3.8 Swift–Hohenberg equation in three dimensions

This example deals with the numerical simulation of Swift–Hohenberg equation in three dimensions. The initial condition is chosen as \(\phi ({x,y,z},0) =0.05+0.05\text{ rand }(x,y,z)\) on the computational domain \((0,128)\times (0,128)\times (0,128)\). Here,we assume periodic boundary conditions in all directions. The computation is run up to \(t=1000\) with the time step \(\Delta t=1\). The parameters \(\epsilon =0.2\) and \(h=1\) are used. Figure 12 shows the time evolution of the energy functional and the density field. It can be observed that our proposed scheme can work well in three dimensions. The energy decreases at all times, which suggests that our method has a good stability property.

Fig. 12
figure 12

Evolution of Swift–Hohenberg equation in three dimensions

4 Conclusions

In this paper, we presented a high-order accurate compact scheme for the Swift–Hohenberg equation. We discretized this equation by a fourth-order compact finite-difference formula in space and a backward differentiation with second-order accurate in time, respectively.
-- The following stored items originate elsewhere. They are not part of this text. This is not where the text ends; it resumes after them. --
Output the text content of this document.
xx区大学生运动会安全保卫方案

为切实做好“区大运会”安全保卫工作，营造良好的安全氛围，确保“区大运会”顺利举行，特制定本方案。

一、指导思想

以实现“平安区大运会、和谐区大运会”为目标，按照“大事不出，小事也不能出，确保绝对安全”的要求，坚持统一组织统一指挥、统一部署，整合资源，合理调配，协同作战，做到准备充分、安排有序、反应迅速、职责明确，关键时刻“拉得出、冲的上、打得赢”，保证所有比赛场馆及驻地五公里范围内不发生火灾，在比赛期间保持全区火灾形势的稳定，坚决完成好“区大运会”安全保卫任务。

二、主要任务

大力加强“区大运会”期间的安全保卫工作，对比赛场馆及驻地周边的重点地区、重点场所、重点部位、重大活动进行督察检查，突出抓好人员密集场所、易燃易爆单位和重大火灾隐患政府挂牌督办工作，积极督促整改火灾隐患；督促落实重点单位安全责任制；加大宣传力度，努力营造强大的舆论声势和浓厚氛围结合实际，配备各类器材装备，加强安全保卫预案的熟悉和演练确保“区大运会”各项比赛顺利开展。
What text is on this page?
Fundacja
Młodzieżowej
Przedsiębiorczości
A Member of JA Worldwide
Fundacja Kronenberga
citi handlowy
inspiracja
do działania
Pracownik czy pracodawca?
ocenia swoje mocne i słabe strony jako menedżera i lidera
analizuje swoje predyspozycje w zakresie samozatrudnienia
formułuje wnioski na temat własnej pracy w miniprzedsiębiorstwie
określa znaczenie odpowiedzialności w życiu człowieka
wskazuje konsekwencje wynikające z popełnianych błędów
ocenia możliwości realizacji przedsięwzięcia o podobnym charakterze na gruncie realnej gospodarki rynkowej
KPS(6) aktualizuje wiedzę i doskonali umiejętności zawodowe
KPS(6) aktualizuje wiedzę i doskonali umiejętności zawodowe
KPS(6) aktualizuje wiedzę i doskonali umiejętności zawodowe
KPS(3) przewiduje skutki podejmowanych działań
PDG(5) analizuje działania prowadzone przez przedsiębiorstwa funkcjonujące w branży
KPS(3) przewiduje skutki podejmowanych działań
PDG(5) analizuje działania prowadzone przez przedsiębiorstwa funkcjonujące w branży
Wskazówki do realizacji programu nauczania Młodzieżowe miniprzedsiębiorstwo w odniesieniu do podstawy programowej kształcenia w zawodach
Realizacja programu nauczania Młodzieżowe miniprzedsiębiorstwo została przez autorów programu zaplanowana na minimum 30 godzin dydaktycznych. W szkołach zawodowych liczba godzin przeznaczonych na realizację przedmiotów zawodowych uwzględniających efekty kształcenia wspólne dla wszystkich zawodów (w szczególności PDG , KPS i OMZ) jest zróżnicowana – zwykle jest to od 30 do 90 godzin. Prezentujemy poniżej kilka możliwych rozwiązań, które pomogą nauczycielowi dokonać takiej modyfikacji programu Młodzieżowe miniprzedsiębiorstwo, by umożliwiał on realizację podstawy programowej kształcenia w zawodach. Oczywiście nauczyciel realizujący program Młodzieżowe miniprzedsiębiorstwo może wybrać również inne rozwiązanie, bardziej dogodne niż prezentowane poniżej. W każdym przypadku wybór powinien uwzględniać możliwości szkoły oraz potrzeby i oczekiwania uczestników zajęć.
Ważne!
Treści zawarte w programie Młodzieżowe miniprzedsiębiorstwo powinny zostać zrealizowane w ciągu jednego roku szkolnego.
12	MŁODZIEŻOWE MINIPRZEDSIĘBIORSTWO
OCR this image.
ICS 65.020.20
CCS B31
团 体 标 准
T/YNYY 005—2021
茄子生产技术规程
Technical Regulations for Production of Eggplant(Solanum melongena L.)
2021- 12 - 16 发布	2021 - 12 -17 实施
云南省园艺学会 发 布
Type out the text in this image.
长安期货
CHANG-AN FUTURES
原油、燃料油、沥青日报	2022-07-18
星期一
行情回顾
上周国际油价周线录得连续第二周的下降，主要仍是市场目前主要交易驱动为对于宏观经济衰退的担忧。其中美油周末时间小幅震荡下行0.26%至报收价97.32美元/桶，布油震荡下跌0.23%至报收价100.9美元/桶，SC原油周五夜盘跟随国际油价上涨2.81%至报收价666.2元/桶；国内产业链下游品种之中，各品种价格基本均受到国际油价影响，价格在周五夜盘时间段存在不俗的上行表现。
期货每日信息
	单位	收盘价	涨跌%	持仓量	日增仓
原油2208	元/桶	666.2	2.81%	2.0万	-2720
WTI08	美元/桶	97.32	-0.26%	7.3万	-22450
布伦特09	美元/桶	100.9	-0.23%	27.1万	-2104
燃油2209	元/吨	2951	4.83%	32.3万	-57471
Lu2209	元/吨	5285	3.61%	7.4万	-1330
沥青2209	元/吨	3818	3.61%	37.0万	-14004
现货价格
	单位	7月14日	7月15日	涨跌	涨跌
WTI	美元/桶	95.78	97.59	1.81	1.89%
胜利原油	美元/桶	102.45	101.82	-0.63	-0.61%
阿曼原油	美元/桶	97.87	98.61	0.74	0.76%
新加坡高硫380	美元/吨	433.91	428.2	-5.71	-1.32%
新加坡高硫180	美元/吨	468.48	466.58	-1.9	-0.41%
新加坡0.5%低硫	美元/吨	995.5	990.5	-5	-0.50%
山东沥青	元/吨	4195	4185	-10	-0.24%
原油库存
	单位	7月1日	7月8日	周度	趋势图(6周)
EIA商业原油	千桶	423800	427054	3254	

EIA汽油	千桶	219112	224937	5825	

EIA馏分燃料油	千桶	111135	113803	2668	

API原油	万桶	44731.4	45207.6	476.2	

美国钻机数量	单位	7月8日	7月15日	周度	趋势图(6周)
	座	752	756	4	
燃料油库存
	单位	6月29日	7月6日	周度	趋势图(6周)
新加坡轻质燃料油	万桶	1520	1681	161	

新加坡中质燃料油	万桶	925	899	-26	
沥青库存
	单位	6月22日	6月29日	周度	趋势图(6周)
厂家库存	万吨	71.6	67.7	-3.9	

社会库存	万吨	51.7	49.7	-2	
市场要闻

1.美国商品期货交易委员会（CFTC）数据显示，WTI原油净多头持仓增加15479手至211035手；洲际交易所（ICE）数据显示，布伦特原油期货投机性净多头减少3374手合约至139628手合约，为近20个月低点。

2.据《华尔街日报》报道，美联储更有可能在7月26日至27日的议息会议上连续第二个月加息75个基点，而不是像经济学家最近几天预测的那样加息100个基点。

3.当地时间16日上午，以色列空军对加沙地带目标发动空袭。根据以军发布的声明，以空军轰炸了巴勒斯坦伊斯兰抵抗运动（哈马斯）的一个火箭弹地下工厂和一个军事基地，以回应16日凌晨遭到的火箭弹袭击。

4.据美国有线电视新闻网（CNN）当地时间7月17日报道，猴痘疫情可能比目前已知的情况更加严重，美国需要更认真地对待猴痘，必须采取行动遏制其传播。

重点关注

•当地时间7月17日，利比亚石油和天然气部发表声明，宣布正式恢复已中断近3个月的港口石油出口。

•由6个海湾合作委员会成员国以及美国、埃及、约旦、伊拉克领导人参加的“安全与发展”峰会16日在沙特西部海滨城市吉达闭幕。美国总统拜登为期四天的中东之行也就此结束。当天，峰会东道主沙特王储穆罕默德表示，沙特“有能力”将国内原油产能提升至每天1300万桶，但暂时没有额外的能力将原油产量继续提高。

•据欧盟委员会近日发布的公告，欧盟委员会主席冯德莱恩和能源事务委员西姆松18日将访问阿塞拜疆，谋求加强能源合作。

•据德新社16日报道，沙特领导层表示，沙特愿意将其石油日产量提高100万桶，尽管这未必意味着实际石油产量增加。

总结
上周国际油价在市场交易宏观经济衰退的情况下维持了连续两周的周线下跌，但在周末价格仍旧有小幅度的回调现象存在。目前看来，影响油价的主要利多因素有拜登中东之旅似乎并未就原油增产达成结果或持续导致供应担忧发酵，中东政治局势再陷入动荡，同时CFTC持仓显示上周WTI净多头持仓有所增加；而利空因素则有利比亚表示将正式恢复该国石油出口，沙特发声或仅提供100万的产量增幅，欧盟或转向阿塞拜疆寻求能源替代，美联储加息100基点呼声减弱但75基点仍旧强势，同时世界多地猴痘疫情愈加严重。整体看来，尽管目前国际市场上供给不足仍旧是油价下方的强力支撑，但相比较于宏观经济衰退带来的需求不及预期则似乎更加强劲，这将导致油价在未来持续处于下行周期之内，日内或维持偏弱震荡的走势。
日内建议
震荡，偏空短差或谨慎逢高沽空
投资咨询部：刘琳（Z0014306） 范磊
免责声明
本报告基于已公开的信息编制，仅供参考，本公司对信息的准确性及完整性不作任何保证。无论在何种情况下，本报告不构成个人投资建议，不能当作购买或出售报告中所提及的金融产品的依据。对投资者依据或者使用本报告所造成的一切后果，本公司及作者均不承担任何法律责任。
A stabilized splitting scheme was presented and a Newton-type iterative method was introduced to deal with the nonlinear term. The resulting discrete systems were solved by a fast and efficient nonlinear multigrid solver. Adaptive time step method was implemented to reduce the computational cost. Various numerical simulations including a convergence test of the proposed scheme, comparison with second-order scheme, a test of the stability of the proposed scheme, extension of the adaptive time step method, comparison with the phase field crystal equation, a study of the effect of computational domain and boundary condition, and an evolution of Swift–Hohenberg equation in three dimensions, were performed to demonstrate the efficiency of our proposed method.